9 Zou Ik de baarmoeder openbreken, en niet genereren? zegt de HEERE; zou Ik, Die genereer, voortaan toesluiten? zegt uw God.

10 Verblijdt u met Jeruzalem, en verheugt u over haar, al haar liefhebbers! Weest vrolijk over haar met vreugde, gij allen, die over haar zijt treurig geweest!

11 Opdat gij moogt zuigen, en verzadigd worden van de borsten harer vertroostingen; opdat gij moogt uitzuigen, en u verlusten met den glans harer heerlijkheid.

12 Want alzo zegt de HEERE: Ziet, Ik zal den vrede over haar uitstrekken als een rivier, en de heerlijkheid der heidenen als een overlopende beek; dan zult gijlieden zuigen; gij zult op de zijden gedragen worden, en op de knieen zeer vriendelijk getroeteld worden.

13 Als een, dien zijn moeder troost, alzo zal Ik u troosten; ja, gij zult te Jeruzalem getroost worden.

14 En gij zult het zien, en uw hart zal vrolijk zijn, en uw beenderen zullen groenen als het tedere gras; dan zal de hand des HEEREN bekend worden aan Zijn knechten, en Hij zal Zijn vijanden gram worden.

15 Want ziet, de HEERE zal met vuur komen, en Zijn wagenen als een wervelwind; om met grimmigheid Zijn toorn hiertoe te wenden, en Zijn schelding met vuurvlammen.

16 Want met vuur, en met Zijn zwaard zal de HEERE in het recht treden met alle vlees; en de verslagenen des HEEREN zullen vermenigvuldigd zijn.

17 Die zichzelven heiligen, en zichzelven reinigen in de hoven, achter een in het midden derzelve, die zwijnenvlees eten, en verfoeisel, en muizen; te zamen zullen zij verteerd worden, spreekt de HEERE.

18 Hun werken en hun gedachten!

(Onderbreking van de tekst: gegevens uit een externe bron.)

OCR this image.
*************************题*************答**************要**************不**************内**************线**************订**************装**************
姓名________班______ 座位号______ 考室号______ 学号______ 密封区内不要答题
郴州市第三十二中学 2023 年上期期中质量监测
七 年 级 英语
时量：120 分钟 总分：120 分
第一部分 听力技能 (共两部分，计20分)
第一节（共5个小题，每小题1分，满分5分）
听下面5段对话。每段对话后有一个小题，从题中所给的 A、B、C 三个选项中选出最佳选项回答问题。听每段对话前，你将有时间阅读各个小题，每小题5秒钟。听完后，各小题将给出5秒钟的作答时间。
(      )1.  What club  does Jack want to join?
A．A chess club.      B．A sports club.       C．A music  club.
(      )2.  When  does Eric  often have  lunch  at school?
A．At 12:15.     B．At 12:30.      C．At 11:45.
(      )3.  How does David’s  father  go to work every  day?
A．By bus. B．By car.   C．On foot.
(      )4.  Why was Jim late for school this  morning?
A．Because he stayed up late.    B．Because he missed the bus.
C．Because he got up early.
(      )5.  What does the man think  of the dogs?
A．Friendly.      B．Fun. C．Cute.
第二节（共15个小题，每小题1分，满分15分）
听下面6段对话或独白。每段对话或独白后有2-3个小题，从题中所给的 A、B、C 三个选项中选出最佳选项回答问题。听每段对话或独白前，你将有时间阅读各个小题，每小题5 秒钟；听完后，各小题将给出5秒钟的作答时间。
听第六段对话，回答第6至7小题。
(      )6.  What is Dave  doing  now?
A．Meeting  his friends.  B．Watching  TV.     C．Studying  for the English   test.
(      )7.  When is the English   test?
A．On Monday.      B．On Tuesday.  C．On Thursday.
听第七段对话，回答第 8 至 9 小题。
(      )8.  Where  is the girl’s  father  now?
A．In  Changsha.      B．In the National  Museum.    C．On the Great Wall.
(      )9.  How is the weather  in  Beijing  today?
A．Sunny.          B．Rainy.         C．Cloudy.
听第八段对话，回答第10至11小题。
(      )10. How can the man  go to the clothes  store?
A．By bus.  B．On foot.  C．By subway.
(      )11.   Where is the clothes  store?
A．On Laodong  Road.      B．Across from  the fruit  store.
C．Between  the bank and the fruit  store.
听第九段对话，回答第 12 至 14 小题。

Het komt, dat Ik vergaderen zal alle heidenen en tongen, en zij zullen komen, en zij zullen Mijn heerlijkheid zien.

19 En Ik zal een teken aan hen zetten, en uit hen, die het ontkomen zullen zijn, zal Ik zenden tot de heidenen naar Tarsis, Pul, en Lud, de boogschutters, naar Tubal en Javan, tot de ver gelegen eilanden, die Mijn gerucht niet gehoord, noch Mijn heerlijkheid gezien hebben; en zij zullen Mijn heerlijkheid onder de heidenen verkondigen.

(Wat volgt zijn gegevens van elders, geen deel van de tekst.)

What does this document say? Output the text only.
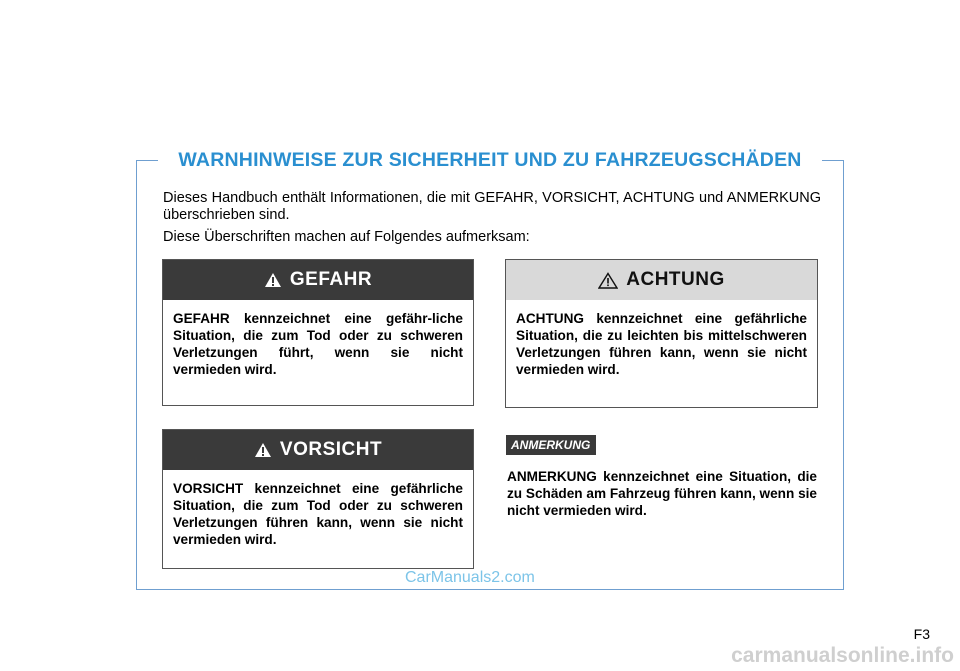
WARNHINWEISE ZUR SICHERHEIT UND ZU FAHRZEUGSCHÄDEN

Dieses Handbuch enthält Informationen, die mit GEFAHR, VORSICHT, ACHTUNG und ANMERKUNG überschrieben sind.

Diese Überschriften machen auf Folgendes aufmerksam:

GEFAHR
GEFAHR kennzeichnet eine gefähr-liche Situation, die zum Tod oder zu schweren Verletzungen führt, wenn sie nicht vermieden wird.
ACHTUNG
ACHTUNG kennzeichnet eine gefährliche Situation, die zu leichten bis mittelschweren Verletzungen führen kann, wenn sie nicht vermieden wird.
VORSICHT
VORSICHT kennzeichnet eine gefährliche Situation, die zum Tod oder zu schweren Verletzungen führen kann, wenn sie nicht vermieden wird.
ANMERKUNG
ANMERKUNG kennzeichnet eine Situation, die zu Schäden am Fahrzeug führen kann, wenn sie nicht vermieden wird.
CarManuals2.com
F3
carmanualsonline.info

20 En zij zullen al uw broeders uit alle heidenen den HEERE ten spijsoffer brengen, op paarden, en op wagenen, en op rosbaren, en op muildieren, en op snelle lopers, naar Mijn heiligen berg toe, naar Jeruzalem, zegt de HEERE, gelijk als de kinderen Israels het spijsoffer in een rein vat brengen ten huize des HEEREN.

21 En ook zal Ik uit dezelve enigen tot priesters en tot Levieten nemen, zegt de HEERE.

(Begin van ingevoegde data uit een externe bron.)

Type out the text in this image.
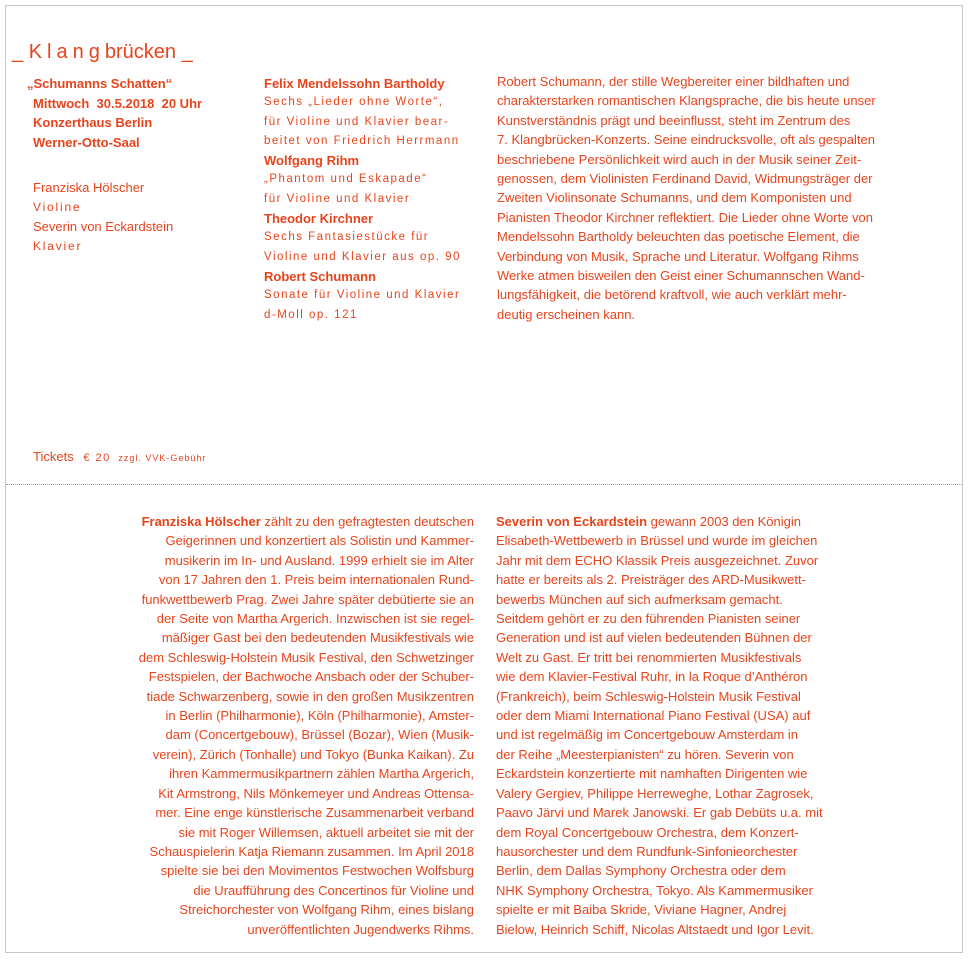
_ Klangbrücken _
„Schumanns Schatten“
Mittwoch  30.5.2018  20 Uhr
Konzerthaus Berlin
Werner-Otto-Saal
Franziska Hölscher
Violine
Severin von Eckardstein
Klavier
Felix Mendelssohn Bartholdy
Sechs „Lieder ohne Worte“,
für Violine und Klavier bear-
beitet von Friedrich Herrmann
Wolfgang Rihm
„Phantom und Eskapade“
für Violine und Klavier
Theodor Kirchner
Sechs Fantasiestücke für
Violine und Klavier aus op. 90
Robert Schumann
Sonate für Violine und Klavier
d-Moll op. 121

Robert Schumann, der stille Wegbereiter einer bildhaften und

charakterstarken romantischen Klangsprache, die bis heute unser

Kunstverständnis prägt und beeinflusst, steht im Zentrum des

7. Klangbrücken-Konzerts. Seine eindrucksvolle, oft als gespalten

beschriebene Persönlichkeit wird auch in der Musik seiner Zeit-

genossen, dem Violinisten Ferdinand David, Widmungsträger der

Zweiten Violinsonate Schumanns, und dem Komponisten und

Pianisten Theodor Kirchner reflektiert. Die Lieder ohne Worte von

Mendelssohn Bartholdy beleuchten das poetische Element, die

Verbindung von Musik, Sprache und Literatur. Wolfgang Rihms

Werke atmen bisweilen den Geist einer Schumannschen Wand-

lungsfähigkeit, die betörend kraftvoll, wie auch verklärt mehr-

deutig erscheinen kann.

Tickets € 20 zzgl. VVK-Gebühr

Franziska Hölscher zählt zu den gefragtesten deutschen

Geigerinnen und konzertiert als Solistin und Kammer-

musikerin im In- und Ausland. 1999 erhielt sie im Alter

von 17 Jahren den 1. Preis beim internationalen Rund-

funkwettbewerb Prag. Zwei Jahre später debütierte sie an

der Seite von Martha Argerich. Inzwischen ist sie regel-

mäßiger Gast bei den bedeutenden Musikfestivals wie

dem Schleswig-Holstein Musik Festival, den Schwetzinger

Festspielen, der Bachwoche Ansbach oder der Schuber-

tiade Schwarzenberg, sowie in den großen Musikzentren

in Berlin (Philharmonie), Köln (Philharmonie), Amster-

dam (Concertgebouw), Brüssel (Bozar), Wien (Musik-

verein), Zürich (Tonhalle) und Tokyo (Bunka Kaikan). Zu

ihren Kammermusikpartnern zählen Martha Argerich,

Kit Armstrong, Nils Mönkemeyer und Andreas Ottensa-

mer. Eine enge künstlerische Zusammenarbeit verband

sie mit Roger Willemsen, aktuell arbeitet sie mit der

Schauspielerin Katja Riemann zusammen. Im April 2018

spielte sie bei den Movimentos Festwochen Wolfsburg

die Uraufführung des Concertinos für Violine und

Streichorchester von Wolfgang Rihm, eines bislang

unveröffentlichten Jugendwerks Rihms.

Severin von Eckardstein gewann 2003 den Königin

Elisabeth-Wettbewerb in Brüssel und wurde im gleichen

Jahr mit dem ECHO Klassik Preis ausgezeichnet. Zuvor

hatte er bereits als 2. Preisträger des ARD-Musikwett-

bewerbs München auf sich aufmerksam gemacht.

Seitdem gehört er zu den führenden Pianisten seiner

Generation und ist auf vielen bedeutenden Bühnen der

Welt zu Gast. Er tritt bei renommierten Musikfestivals

wie dem Klavier-Festival Ruhr, in la Roque d’Anthéron

(Frankreich), beim Schleswig-Holstein Musik Festival

oder dem Miami International Piano Festival (USA) auf

und ist regelmäßig im Concertgebouw Amsterdam in

der Reihe „Meesterpianisten“ zu hören. Severin von

Eckardstein konzertierte mit namhaften Dirigenten wie

Valery Gergiev, Philippe Herreweghe, Lothar Zagrosek,

Paavo Järvi und Marek Janowski. Er gab Debüts u.a. mit

dem Royal Concertgebouw Orchestra, dem Konzert-

hausorchester und dem Rundfunk-Sinfonieorchester

Berlin, dem Dallas Symphony Orchestra oder dem

NHK Symphony Orchestra, Tokyo. Als Kammermusiker

spielte er mit Baiba Skride, Viviane Hagner, Andrej

Bielow, Heinrich Schiff, Nicolas Altstaedt und Igor Levit.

22 Want gelijk als die nieuwe hemel en die nieuwe aarde, die Ik maken zal, voor Mijn aangezicht zullen staan, spreekt de HEERE, alzo zal ook ulieder zaad en ulieder naam staan.

23 En het zal geschieden, dat van de ene nieuwe maan tot de andere, en van den enen sabbat tot den anderen, alle vlees komen zal om aan te bidden voor Mijn aangezicht, zegt de HEERE.

24 En zij zullen henen uitgaan, en zij zullen de dode lichamen der lieden zien, die tegen Mij overtreden hebben; want hun worm zal niet sterven, en hun vuur zal niet uitgeblust worden, en zij zullen allen vlees een afgrijzing wezen.